Given $m > 0$, fix a reduced residue system (RRS) $r_{1}, r_2,\dotsc , r_{\varphi(m)} $ mod $ m$. Let $x$ denote the sum $r_1 + r_2 + \dotsb + r_{\varphi(m)}$. What is $x$ mod $m$?

The problem is that I'm stuck. So suppose that $m = 2k + 1$. Then the RRS would include an even number of elements since all even numbers are relatively prime to $m$. But I don't know what to do with this information and I also don't know how to solve for if $m$ is even.
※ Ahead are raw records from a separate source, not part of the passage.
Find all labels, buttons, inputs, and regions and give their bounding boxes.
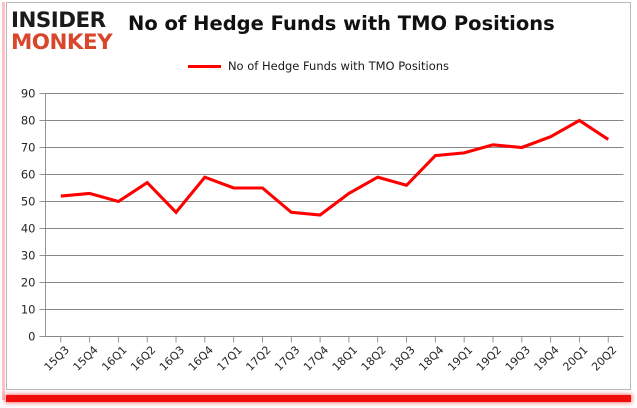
bottom-accent-bar <box>6 395 631 402</box>
legend-item-label: No of Hedge Funds with TMO Positions <box>228 59 449 73</box>
page-title: No of Hedge Funds with TMO Positions <box>128 12 555 35</box>
logo-text-monkey: MONKEY <box>11 32 117 53</box>
insider-monkey-logo: INSIDER MONKEY <box>11 10 115 50</box>
chart-legend: No of Hedge Funds with TMO Positions <box>0 59 637 73</box>
legend-color-swatch <box>188 65 221 68</box>
chart-page: INSIDER MONKEY No of Hedge Funds with TM… <box>0 0 637 408</box>
logo-text-insider: INSIDER <box>11 10 117 31</box>
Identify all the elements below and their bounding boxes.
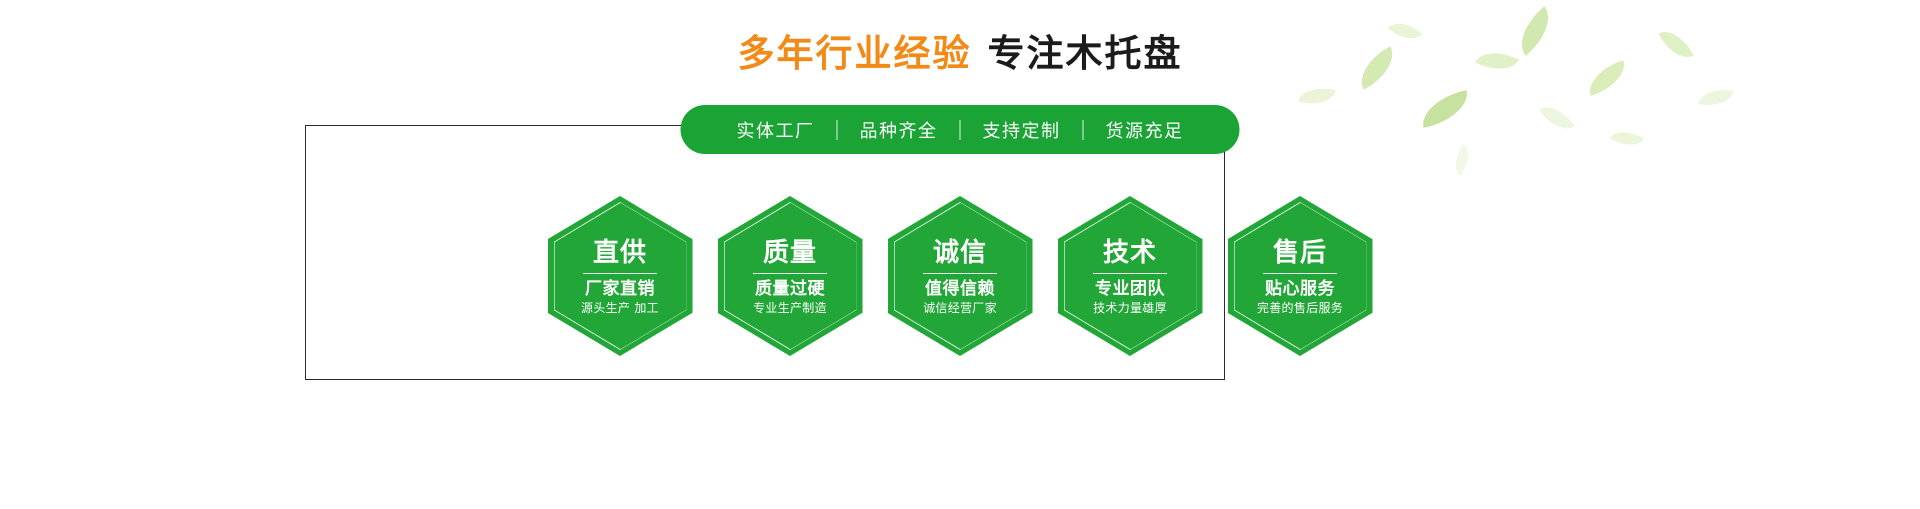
hexagon-card-1: 直供厂家直销源头生产 加工 [548,196,693,356]
pill-item-4: 货源充足 [1084,117,1206,143]
hexagon-content: 技术专业团队技术力量雄厚 [1058,236,1203,315]
hexagon-divider [1093,273,1167,274]
hexagon-title: 直供 [548,240,693,267]
hexagon-subtitle: 贴心服务 [1228,280,1373,299]
leaf-7-icon [1539,98,1575,137]
hexagon-subtitle: 专业团队 [1058,280,1203,299]
pill-item-2: 品种齐全 [838,117,960,143]
hexagon-content: 直供厂家直销源头生产 加工 [548,236,693,315]
hexagon-caption: 完善的售后服务 [1228,302,1373,315]
hexagon-content: 质量质量过硬专业生产制造 [718,236,863,315]
hexagon-title: 诚信 [888,240,1033,267]
hexagon-divider [753,273,827,274]
hexagon-caption: 专业生产制造 [718,302,863,315]
hexagon-feature-row: 直供厂家直销源头生产 加工质量质量过硬专业生产制造诚信值得信赖诚信经营厂家技术专… [0,196,1920,356]
pill-item-1: 实体工厂 [715,117,837,143]
hexagon-title: 技术 [1058,240,1203,267]
hexagon-divider [1263,273,1337,274]
leaf-4-icon [1418,90,1473,128]
hexagon-subtitle: 质量过硬 [718,280,863,299]
hexagon-card-5: 售后贴心服务完善的售后服务 [1228,196,1373,356]
hexagon-subtitle: 厂家直销 [548,280,693,299]
page-title: 多年行业经验专注木托盘 [0,32,1920,76]
page-title-rest: 专注木托盘 [988,32,1183,75]
hexagon-caption: 技术力量雄厚 [1058,302,1203,315]
hexagon-card-4: 技术专业团队技术力量雄厚 [1058,196,1203,356]
hexagon-content: 售后贴心服务完善的售后服务 [1228,236,1373,315]
hexagon-title: 售后 [1228,240,1373,267]
hexagon-subtitle: 值得信赖 [888,280,1033,299]
page-title-highlight: 多年行业经验 [738,32,972,75]
hexagon-divider [923,273,997,274]
hexagon-card-2: 质量质量过硬专业生产制造 [718,196,863,356]
hexagon-divider [583,273,657,274]
hexagon-title: 质量 [718,240,863,267]
leaf-12-icon [1699,85,1734,109]
promo-banner: 多年行业经验专注木托盘 实体工厂品种齐全支持定制货源充足 直供厂家直销源头生产 … [0,0,1920,509]
hexagon-content: 诚信值得信赖诚信经营厂家 [888,236,1033,315]
leaf-2-icon [1298,82,1336,110]
hexagon-caption: 源头生产 加工 [548,302,693,315]
hexagon-caption: 诚信经营厂家 [888,302,1033,315]
pill-item-3: 支持定制 [961,117,1083,143]
leaf-9-icon [1610,124,1644,154]
hexagon-card-3: 诚信值得信赖诚信经营厂家 [888,196,1033,356]
leaf-11-icon [1447,144,1476,176]
feature-pill: 实体工厂品种齐全支持定制货源充足 [681,105,1240,154]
Any help will be appreciated.

Answer 1

Hint:

If $r_i$ is a reduced residue modulo $m$, then so is $-r_i$. Moreover $\phi(m)$ is even for $m \geq 3$. So can you pair things up in the sum?

Answer 2

Let the reduced residue system $r_{1}, r_2, \dotsc , r_{\varphi(m)}\pmod m$ be in ascending order.

Note: $r_1=1$, $r_{\varphi(m)}=m-1\equiv-1\pmod{m}$, then $r_1+r_{\varphi(m)}\equiv0\pmod{m}$.

Now what can be said of $r_2$ and $r_{\varphi(m)-1}$?

Note: $\varphi(m)=m\prod_{p_i}\left(1-\frac1{p_i}\right)$, and is even for $m\ge3$.